入院や検査にかかる医療費は
当面は公費負担が継続される

 そもそも感染症の分類はどのようになっているのだろうか。

「感染症の予防及び感染症の患者に対する医療に関する法律(感染症法)」では、その病原体の感染力の大きさや、感染による重篤性に応じて、国や自治体が必要な対策を取れるようにするために、それぞれを1~5類の感染症、新型インフルエンザ等感染症、指定感染症、新感染症に分類している。

 COVID-19は、SARS-CoV-2(新型コロナウイルス)というウイルスによる疾患で、その感染力の強さや死亡リスクの大きさから、国は2020年1月に「指定感染症」として対策を取ることを決定。「国民の生命及び健康に重大な影響を与えるおそれがある」との判断から、まん延を防ぐために、陽性者の全数把握、陽性者に対する入院の勧告・措置、感染拡大防止のための就労制限、建物への立ち入り制限、交通の制限など厳しい措置を行えるようにしたのだ。

 その後、長引くコロナ禍に対応するために、期限の定めなく、必要な対策が取れるようにするために、COVID-19は、21年2月から「新型インフルエンザ等感染症」に変更された。講じられる措置は、指定感染症と同様のものとなっている。
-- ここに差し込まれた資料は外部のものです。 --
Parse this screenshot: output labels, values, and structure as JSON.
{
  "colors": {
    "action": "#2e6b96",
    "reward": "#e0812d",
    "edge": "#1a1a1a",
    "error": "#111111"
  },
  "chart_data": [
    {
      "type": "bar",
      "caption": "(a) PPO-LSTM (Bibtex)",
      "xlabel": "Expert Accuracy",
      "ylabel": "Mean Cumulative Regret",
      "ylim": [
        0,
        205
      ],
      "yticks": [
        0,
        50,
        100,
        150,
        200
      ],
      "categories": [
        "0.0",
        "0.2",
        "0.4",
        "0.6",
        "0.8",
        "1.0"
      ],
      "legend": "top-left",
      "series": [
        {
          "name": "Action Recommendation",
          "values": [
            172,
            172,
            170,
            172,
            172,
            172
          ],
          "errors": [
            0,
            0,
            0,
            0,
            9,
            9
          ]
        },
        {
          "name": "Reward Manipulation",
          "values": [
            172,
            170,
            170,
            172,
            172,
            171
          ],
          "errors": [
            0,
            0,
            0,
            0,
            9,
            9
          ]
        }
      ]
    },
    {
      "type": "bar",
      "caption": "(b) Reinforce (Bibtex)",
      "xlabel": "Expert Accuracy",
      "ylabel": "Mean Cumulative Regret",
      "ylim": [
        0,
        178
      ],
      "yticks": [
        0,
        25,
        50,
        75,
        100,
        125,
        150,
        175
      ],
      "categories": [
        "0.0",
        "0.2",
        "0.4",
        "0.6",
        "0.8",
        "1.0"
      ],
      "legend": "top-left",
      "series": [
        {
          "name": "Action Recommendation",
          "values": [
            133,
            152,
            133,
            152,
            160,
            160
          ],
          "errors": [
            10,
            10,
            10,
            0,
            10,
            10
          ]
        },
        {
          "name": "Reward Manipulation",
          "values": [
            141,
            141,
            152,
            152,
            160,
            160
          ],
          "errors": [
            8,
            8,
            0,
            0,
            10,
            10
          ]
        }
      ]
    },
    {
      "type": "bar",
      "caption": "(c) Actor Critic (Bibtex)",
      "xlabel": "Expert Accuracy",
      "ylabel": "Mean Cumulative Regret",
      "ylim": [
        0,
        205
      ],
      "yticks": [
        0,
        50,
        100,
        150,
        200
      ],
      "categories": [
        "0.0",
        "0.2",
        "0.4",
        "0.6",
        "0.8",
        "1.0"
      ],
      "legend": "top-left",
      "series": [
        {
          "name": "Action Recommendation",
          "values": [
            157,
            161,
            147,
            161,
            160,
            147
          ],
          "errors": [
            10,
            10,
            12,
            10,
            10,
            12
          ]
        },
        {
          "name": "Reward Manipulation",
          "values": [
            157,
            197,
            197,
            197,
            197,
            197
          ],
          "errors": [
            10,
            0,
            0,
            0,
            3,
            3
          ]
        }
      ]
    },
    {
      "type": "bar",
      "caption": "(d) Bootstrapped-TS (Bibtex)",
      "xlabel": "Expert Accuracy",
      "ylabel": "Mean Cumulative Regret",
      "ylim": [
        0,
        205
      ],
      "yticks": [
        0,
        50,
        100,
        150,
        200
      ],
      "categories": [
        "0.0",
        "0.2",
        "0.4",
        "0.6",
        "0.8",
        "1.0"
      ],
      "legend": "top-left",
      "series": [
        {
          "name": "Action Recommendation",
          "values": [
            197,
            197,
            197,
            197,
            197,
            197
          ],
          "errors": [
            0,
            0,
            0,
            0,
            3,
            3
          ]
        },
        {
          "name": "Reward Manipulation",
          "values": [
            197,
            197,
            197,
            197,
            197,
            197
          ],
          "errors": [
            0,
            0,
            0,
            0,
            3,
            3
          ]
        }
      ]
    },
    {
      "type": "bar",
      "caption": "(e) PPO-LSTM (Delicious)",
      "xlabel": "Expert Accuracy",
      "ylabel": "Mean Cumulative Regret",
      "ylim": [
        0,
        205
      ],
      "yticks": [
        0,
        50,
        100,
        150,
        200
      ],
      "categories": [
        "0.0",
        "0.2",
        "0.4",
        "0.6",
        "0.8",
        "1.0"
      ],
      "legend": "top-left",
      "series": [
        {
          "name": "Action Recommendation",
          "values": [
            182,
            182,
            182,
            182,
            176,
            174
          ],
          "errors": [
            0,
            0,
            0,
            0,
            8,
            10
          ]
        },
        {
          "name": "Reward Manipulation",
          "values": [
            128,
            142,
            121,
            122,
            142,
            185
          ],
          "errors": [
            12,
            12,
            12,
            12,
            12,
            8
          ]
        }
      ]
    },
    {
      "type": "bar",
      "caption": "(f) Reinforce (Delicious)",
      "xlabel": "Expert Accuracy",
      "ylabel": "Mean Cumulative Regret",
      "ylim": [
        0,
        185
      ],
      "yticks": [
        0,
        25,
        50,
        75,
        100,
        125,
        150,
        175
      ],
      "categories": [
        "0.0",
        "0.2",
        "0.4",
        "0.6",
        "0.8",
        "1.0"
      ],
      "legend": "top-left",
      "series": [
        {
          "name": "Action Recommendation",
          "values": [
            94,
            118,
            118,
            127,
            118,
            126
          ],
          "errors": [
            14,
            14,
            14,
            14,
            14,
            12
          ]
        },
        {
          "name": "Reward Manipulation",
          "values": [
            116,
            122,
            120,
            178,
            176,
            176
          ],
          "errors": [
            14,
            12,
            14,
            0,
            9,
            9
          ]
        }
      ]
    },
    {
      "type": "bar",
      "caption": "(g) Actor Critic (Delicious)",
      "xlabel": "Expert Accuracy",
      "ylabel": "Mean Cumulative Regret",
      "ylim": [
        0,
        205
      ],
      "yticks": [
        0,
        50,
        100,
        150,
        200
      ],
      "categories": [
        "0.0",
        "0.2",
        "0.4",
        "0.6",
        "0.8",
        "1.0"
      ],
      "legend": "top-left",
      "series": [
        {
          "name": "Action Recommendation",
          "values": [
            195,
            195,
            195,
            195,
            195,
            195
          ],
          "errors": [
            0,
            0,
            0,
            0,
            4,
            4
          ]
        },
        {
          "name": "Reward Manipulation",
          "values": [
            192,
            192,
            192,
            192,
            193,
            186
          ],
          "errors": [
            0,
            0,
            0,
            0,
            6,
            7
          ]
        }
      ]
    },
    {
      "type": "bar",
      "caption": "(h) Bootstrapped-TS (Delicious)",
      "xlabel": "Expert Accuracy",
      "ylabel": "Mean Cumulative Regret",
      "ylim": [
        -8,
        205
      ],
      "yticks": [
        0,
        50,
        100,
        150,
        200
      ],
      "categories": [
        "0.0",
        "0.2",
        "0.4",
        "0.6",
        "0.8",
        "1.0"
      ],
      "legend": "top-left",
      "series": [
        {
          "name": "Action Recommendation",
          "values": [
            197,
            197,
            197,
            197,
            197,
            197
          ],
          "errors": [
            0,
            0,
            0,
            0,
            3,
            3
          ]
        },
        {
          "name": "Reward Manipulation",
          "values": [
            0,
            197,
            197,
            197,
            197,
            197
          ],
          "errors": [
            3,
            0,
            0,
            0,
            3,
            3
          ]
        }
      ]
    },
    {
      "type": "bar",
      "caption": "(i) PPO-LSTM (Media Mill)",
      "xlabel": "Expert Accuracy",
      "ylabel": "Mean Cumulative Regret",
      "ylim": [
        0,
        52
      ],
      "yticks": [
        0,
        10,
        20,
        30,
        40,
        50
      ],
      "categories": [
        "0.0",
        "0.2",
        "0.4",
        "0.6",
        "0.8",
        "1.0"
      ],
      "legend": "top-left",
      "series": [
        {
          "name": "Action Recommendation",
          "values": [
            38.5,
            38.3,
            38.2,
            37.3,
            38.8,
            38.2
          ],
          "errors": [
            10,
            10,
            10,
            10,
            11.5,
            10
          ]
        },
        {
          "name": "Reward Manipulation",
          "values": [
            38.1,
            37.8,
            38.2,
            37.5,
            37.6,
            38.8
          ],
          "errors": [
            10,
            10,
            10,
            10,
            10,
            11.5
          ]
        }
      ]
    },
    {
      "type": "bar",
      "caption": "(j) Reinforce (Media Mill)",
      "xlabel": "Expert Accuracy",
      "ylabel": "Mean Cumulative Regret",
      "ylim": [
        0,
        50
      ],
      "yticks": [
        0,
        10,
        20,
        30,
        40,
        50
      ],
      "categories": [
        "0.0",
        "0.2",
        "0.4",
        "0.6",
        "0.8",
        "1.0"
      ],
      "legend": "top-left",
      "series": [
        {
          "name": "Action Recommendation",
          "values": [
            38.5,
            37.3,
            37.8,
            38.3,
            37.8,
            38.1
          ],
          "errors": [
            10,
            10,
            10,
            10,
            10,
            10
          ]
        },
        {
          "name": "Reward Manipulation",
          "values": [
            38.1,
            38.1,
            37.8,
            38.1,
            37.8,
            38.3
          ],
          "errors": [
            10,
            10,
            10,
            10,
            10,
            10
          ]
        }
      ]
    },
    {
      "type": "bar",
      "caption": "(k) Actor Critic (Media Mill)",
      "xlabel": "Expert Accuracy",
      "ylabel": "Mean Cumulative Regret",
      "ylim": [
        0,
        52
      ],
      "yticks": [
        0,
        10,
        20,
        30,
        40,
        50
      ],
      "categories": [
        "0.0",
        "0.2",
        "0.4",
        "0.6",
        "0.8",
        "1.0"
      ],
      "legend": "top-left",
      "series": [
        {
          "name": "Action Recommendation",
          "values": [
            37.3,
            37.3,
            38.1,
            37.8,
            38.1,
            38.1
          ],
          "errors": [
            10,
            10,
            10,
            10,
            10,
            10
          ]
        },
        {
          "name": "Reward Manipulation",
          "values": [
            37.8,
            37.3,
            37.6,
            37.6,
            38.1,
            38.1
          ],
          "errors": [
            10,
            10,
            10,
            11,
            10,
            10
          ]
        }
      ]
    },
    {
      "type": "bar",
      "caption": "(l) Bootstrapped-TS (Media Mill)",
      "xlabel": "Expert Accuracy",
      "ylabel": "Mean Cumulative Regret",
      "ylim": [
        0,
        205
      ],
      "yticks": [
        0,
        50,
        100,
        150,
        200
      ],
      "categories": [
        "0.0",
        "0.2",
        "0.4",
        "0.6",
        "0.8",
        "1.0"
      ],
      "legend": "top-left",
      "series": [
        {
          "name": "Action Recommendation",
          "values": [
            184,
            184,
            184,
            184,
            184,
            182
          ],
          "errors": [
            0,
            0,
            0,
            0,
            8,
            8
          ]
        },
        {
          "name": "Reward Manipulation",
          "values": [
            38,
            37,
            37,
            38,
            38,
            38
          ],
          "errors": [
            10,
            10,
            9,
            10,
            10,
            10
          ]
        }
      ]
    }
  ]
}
 まん延防止のためとはいえ、入院の勧告や隔離を行うことは、一時的にせよ個人の権利を制限することになる。そのため、感染症法の第37条では、自治体の勧告や措置による入院の場合、治療にかかった一連の費用(検査、診察、医薬品、医学的処置、入院費など)は、公費負担にすることを定めており、原則的に患者の自己負担はない。

 これが今後5類に移行するとどうなるのか。

 現在5類感染症に分類されているのは、季節性インフルエンザや麻しん、梅毒などだ。自治体による入院・隔離の勧告はなく、かかった医療費に対する公費負担もない。通常通り、健康保険を利用して受けることになるため、年齢や所得に応じて自己負担が発生する。

 医療費が高額になった場合は、高額療養費が適用されるので、際限なく医療費がかかるという心配はないものの、低所得層を中心に受診控えが起こり、重症化する人が増加することが懸念されている。

 そのため、1月27日に行われた厚生労働省の厚生科学審議会感染症部会では、COVID-19の患者への対応として、「外来・入院の自己負担分の公費支援については、影響を緩和するための措置により、段階的に移行していくべき」といった留意点を挙げている。

 また、同日に行われた内閣府の新型コロナウイルス感染症対策本部は、COVID-19の患者への対応として「急激な負担増が生じないよう、入院・外来の医療費の自己負担分に係る一定の公費支援について、期限を区切って継続する」と決定づけている(「新型コロナウイルス感染症の感染症法上の位置づけの変更等に関する対応方針について」より)。

 つまり、感染症法上は、COVID-19は5類感染症に移行するが、治療にかかった医療費については、5月7日以降も、当面の間、公費負担が継続され、自己負担なしで必要な医療を受けられる。

 無料措置がいつまで続くかなど、具体的な方針は、3月上旬をめどに、改めて示されることになっている。